The review found a strong organisational focus on service delivery, which was reflected in the provider's online client satisfaction survey where 98% of respondents indicated they would recommend BPAS to someone who needed similar care. It also found that leaders were aware of the importance of honesty and transparency if incidents occurred, and the importance of staff knowing they could speak up without fear of retribution.

However, on the negative side, it found that the BPAS lacked any system to track risks across the organisation, and no clear standard route by which local risks could be escalated to top management. It also found no clear standard route for escalating risks at a local level to be escalated to the executive team.

The organisation's policy on risk notification was found to be "confusing" and could indicate that not all local service managers understood their legal responsibility to submit statutory notifications to the regulator, whilst incident reporting systems were "complex" and did not contain sufficient clinical input to identify themes and trends that could support service improvements.

The report found processes in place to monitor and manage the quality of patient care, but these were "not always effective" and had led to some local managers adopting their own operating procedures.

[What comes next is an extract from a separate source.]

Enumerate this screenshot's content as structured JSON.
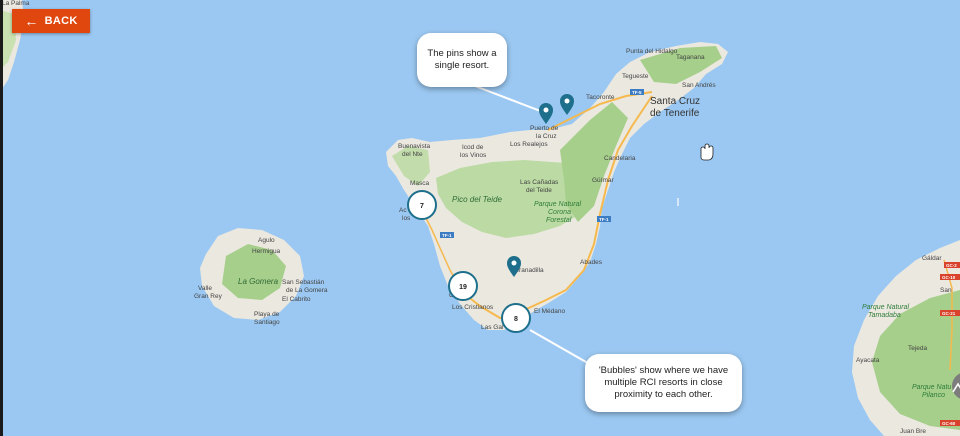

Action Needed at Corporate Level

Carolyn Jenkinson, deputy director of secondary and specialist healthcare at the CQC, said they had seen "positive action" taken by local BPAS services to make improvements, but that work "must now be supported by action at a corporate level to ensure that senior management and members of the Board have true oversight and that robust governance arrangements are in place".

Responding to the report, the BPAS said it had cared for a record number of women over the last 3 years, including during the COVID-19 pandemic, and the "intense" pace of change had put pressure on the organisation. "After a period of significant growth at a service level, we are now focused on ensuring that our policies, procedures, and structures are fully suited to the size and scale of the charity we have become," it pledged in a statement.  

The charity said it accepted the need, as highlighted by the regulator, "to ensure we have clear and effective governance and oversight of our services across the UK".